Bug 973784

Summary: copy performance with recursive option needs improvement
Product: [Retired] Pulp Reporter: Michael Hrivnak <mhrivnak>
Component: rpm-supportAssignee: Michael Hrivnak <mhrivnak>
Status: CLOSED CURRENTRELEASE QA Contact: Preethi Thomas <pthomas>
Severity: medium Docs Contact:
Priority: medium    
Version: 2.2 BetaCC: paji, rbarlow
Target Milestone: ---Keywords: Triaged
Target Release: 2.4.0   
Hardware: Unspecified   
OS: Unspecified   
Whiteboard:
Fixed In Version: Doc Type: Bug Fix
Doc Text:
Story Points: ---
Clone Of: Environment:
Last Closed: 2014-08-09 06:55:22 UTC Type: Bug
Regression: --- Mount Type: ---
Documentation: --- CRM:
Verified Versions: Category: ---
oVirt Team: --- RHEL 7.3 requirements from Atomic Host:
Cloudforms Team: --- Target Upstream Version:
Embargoed:
Attachments:
Description Flags
Output of top/ps axf none

Description Michael Hrivnak 2013-06-12 18:03:15 UTC
copy performance with the recursive option is slower than desirable. For example, on my machine, copying the RPMs for a rhel6 repo with about 10350 packages took 38 minutes. There are opportunities for optimization that should be explored, such as loading the list of source-side content only once.

Comment 1 Partha Aji 2013-10-10 15:48:52 UTC
A similar issue was found when I had a filter to unit copy all the kernel* packages in a RHEL repo with recursive. The total number copied over was 379 rpms out of 11K rpms. But the time taken was ~64 minutes on my machine. To put this in perspective, the time without the recursive on was ~11 seconds. 
The recursive option is pretty important for Katello's whitelist filters and hoping this gets improved before the next release.

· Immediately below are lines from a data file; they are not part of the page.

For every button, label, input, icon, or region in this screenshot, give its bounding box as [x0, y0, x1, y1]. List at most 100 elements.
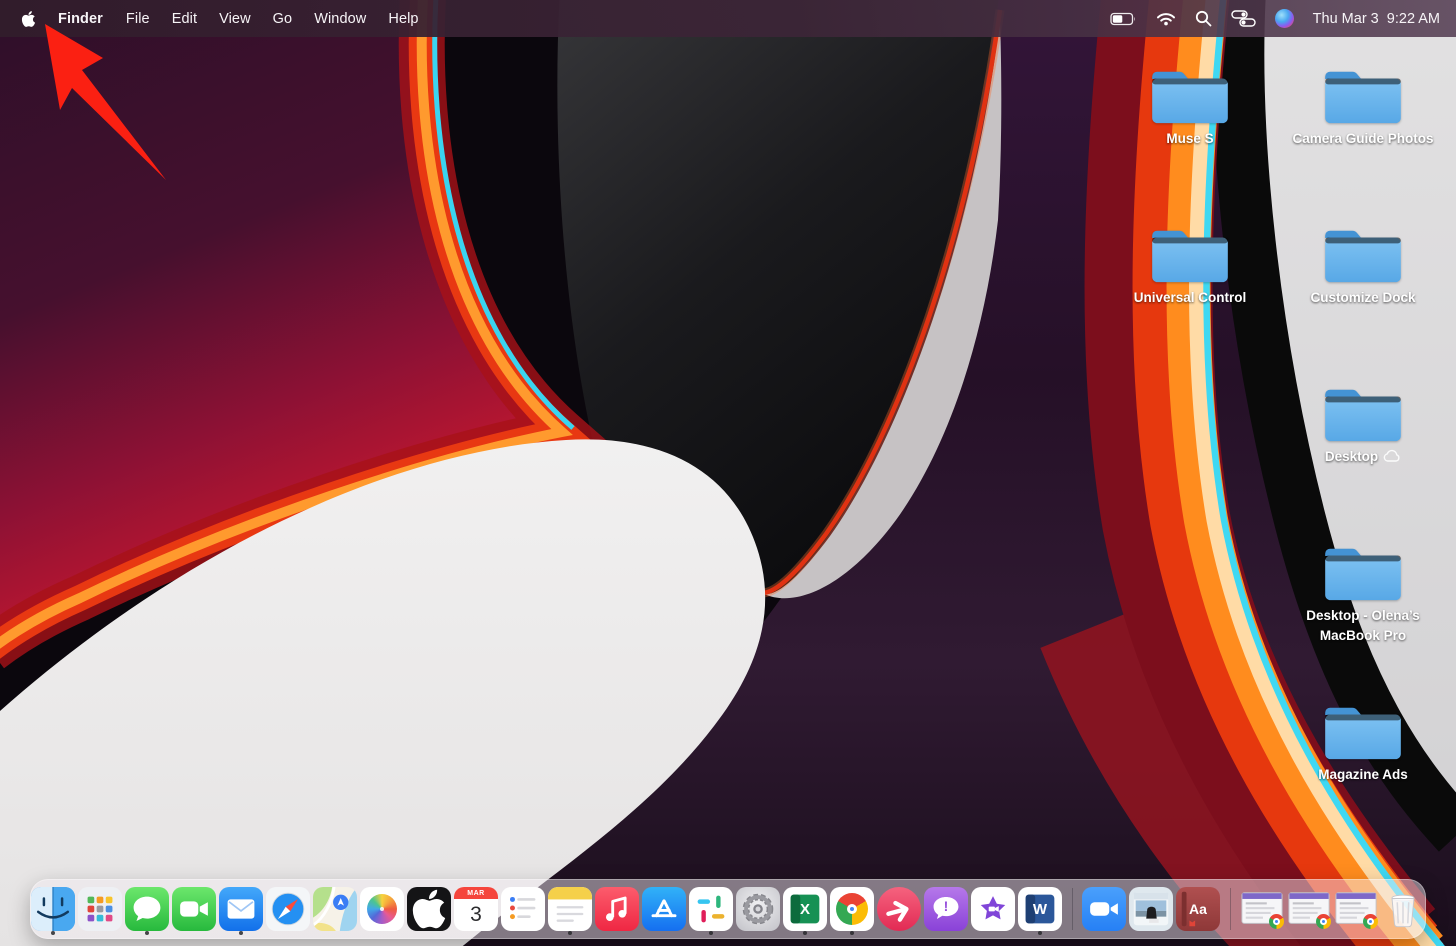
appstore-icon — [642, 887, 686, 931]
dock-app-preview[interactable] — [1129, 883, 1174, 935]
window-icon — [1240, 887, 1284, 931]
folder-label: Muse S — [1166, 131, 1214, 146]
dock-app-minimized-chrome-window[interactable] — [1240, 883, 1285, 935]
trash-icon — [1381, 887, 1425, 931]
dictionary-icon: Aa — [1176, 887, 1220, 931]
menu-help[interactable]: Help — [377, 11, 429, 27]
dock-app-chat-alert-app[interactable]: ! — [924, 883, 969, 935]
folder-label: Camera Guide Photos — [1292, 131, 1434, 146]
syspref-icon — [736, 887, 780, 931]
alertapp-icon: ! — [924, 887, 968, 931]
dock-app-calendar[interactable]: MAR 3 — [454, 883, 499, 935]
desktop-folder-area: Muse S Camera Guide Photos Universal Contr… — [0, 0, 1456, 946]
desktop-folder-desktop[interactable]: Desktop — [1288, 382, 1438, 467]
folder-icon — [1147, 223, 1233, 287]
dock-divider — [1071, 888, 1073, 930]
dock-app-google-chrome[interactable] — [830, 883, 875, 935]
dock-app-apple-tv[interactable]: tv — [407, 883, 452, 935]
reminders-icon — [501, 887, 545, 931]
desktop-folder-muse-s[interactable]: Muse S — [1115, 64, 1265, 149]
running-indicator-dot — [239, 931, 243, 935]
finder-icon — [31, 887, 75, 931]
folder-icon — [1320, 541, 1406, 605]
word-icon: W — [1018, 887, 1062, 931]
dock-app-music[interactable] — [595, 883, 640, 935]
desktop-folder-customize-dock[interactable]: Customize Dock — [1288, 223, 1438, 308]
zoom-icon — [1082, 887, 1126, 931]
menu-go[interactable]: Go — [262, 11, 304, 27]
desktop-folder-universal-control[interactable]: Universal Control — [1115, 223, 1265, 308]
dock-app-microsoft-word[interactable]: W — [1018, 883, 1063, 935]
mail-icon — [219, 887, 263, 931]
dock-app-photos[interactable] — [360, 883, 405, 935]
dock-app-imovie[interactable] — [971, 883, 1016, 935]
maps-icon — [313, 887, 357, 931]
folder-icon — [1320, 700, 1406, 764]
running-indicator-dot — [803, 931, 807, 935]
apple-menu[interactable] — [21, 10, 36, 28]
facetime-icon — [172, 887, 216, 931]
folder-label: Universal Control — [1133, 290, 1247, 305]
running-indicator-dot — [568, 931, 572, 935]
folder-icon — [1147, 64, 1233, 128]
running-indicator-dot — [850, 931, 854, 935]
dock-app-launchpad[interactable] — [78, 883, 123, 935]
macos-desktop: Finder File Edit View Go Window Help Thu… — [0, 0, 1456, 946]
menu-bar-clock[interactable]: Thu Mar 3 9:22 AM — [1313, 11, 1440, 27]
folder-icon — [1320, 382, 1406, 446]
photos-icon — [360, 887, 404, 931]
menu-bar: Finder File Edit View Go Window Help Thu… — [0, 0, 1456, 37]
dock-app-slack[interactable] — [689, 883, 734, 935]
dock-app-app-store[interactable] — [642, 883, 687, 935]
chrome-badge-icon — [1316, 914, 1331, 929]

Comment 2 Michael Hrivnak 2014-02-25 15:33:58 UTC
This is a related change that will help copy performance in general, and performance of many other operations: https://github.com/pulp/pulp/pull/813

Comment 3 Michael Hrivnak 2014-02-27 13:38:53 UTC
https://github.com/pulp/pulp_rpm/pull/453

Comment 4 Jeff Ortel 2014-04-03 13:36:24 UTC
build: 2.4.0-0.7.beta

Comment 5 Preethi Thomas 2014-06-03 16:29:44 UTC
failing 

Copy with recursive took very long. I am attaching the output of top/log etc

[root@dell-pesc430-03 ~]# time pulp-admin rpm repo copy rpm -f rhel6-5 -t rhel-copy1  --recursive 
This command may be exited via ctrl+c without affecting the request.


[-]
Running...
[/]
Running...

Task Failed

Pulp exception occurred: PulpExecutionException


real	73m5.131s
user	1m25.817s
sys	0m4.431s

Comment 6 Preethi Thomas 2014-06-03 16:31:31 UTC
Created attachment 901861 [details]
Output of top/ps axf

Comment 7 Preethi Thomas 2014-06-04 13:33:14 UTC
This could be that the system ran out of memory.

I did another repo copy on the same rhel6.5 repo on a different server and it completed with the following stat. I was running top, I did see the cpu close to 100% while the copy was running. But memory did not seem as high as the other (was below 10%)

[root@ibm-x3550m3-08 ~]# time pulp-admin rpm repo copy rpm -f rhel6-5 -t rhel65-copy --recursive 
This command may be exited via ctrl+c without affecting the request.


[/]
Running...

Copied:
  rpm: 12570


real	19m5.497s
user	0m17.457s
sys	0m0.917s

Comment 8 Michael Hrivnak 2014-06-13 20:54:11 UTC
https://github.com/pulp/pulp_rpm/pull/513

Comment 9 Randy Barlow 2014-06-17 19:02:35 UTC
Fixed in 2.4.0-0.21.beta.

Comment 10 Preethi Thomas 2014-06-25 18:35:43 UTC
Moving to verified
[root@ibm-x3550m3-10 ~]# rpm -qa pulp-server
pulp-server-2.4.0-0.21.beta.el6.noarch
[root@ibm-x3550m3-10 ~]# 

Recursive copy has gotten super fast!
[root@ibm-x3550m3-10 ~]# time pulp-admin rpm repo copy rpm -f rhel6-5 -t rhel65-copy --recursive 
This command may be exited via ctrl+c without affecting the request.


[-]
Running...

Copied:
  rpm: 12602


real	3m44.624s
user	0m6.992s
sys	0m0.256s

Comment 11 Randy Barlow 2014-08-09 06:55:22 UTC
This has been fixed in Pulp 2.4.0-1.